The proposal eventually results in a best case scenario that is best suited for Bonaire. The
eventual outcome can furthermore be used complementary to other studies when future
innovations are making the production of microalgae for biofuels more economic.
Choosing the best species of microalgae
Microalgae are photosynthetic microorganisms that can produce lipids, proteins and
carbohydrates. These products can be converted into end products such as biodiesel, syngas,
electricity, hydrogen or ethanol (Brennan et al, 2011). A division can be made within the
microalgae, with on one hand the prokaryotes and on the other hand the Eukaryotes.
Prokaryotic microalgae (cyanobacteria) lack membrane-bound organelles (plastids,
mitochondria, nuclei, Golgi apparatus and flagella).
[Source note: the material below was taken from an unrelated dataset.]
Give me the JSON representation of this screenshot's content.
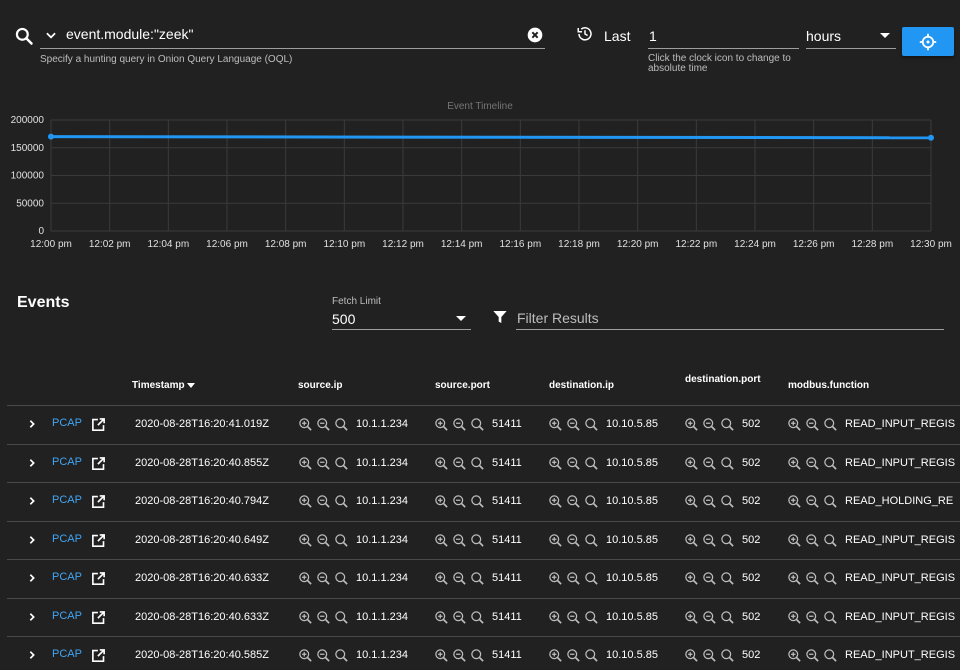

Eukaryotic cells however, do have these
organelles that control the functions of the cell, allowing them to survive and reproduce in
changing habitats (Brennan et al, 2011).
The most abundant classes of these eukaryotic microalgea are: green algae (Chlorophyta),
red algae (Rhodophyta) and diatoms (Bacillariophyta). Many of these microalgae have the
ability to produce substantial amounts of storage lipids (20-50% dry cell weight). These lipids
are built up out of fatty acids, which are building blocks and can be assembled into various
types of lipids (Hu et al, 2008). In most algae examined the lipids consist mainly of saturated
and monounsaturated fatty acids. The relative abundance of polyunsaturated fatty acids
(PUFAs) with four or more double bonds is nonetheless higher in algae than most vegetable
oils (Borowitzka et al, 1992). The high amount of PUFAs reduces the quality of the lipids from
algae, making them less usable as a source of biodiesel (Knothe et al., 2006).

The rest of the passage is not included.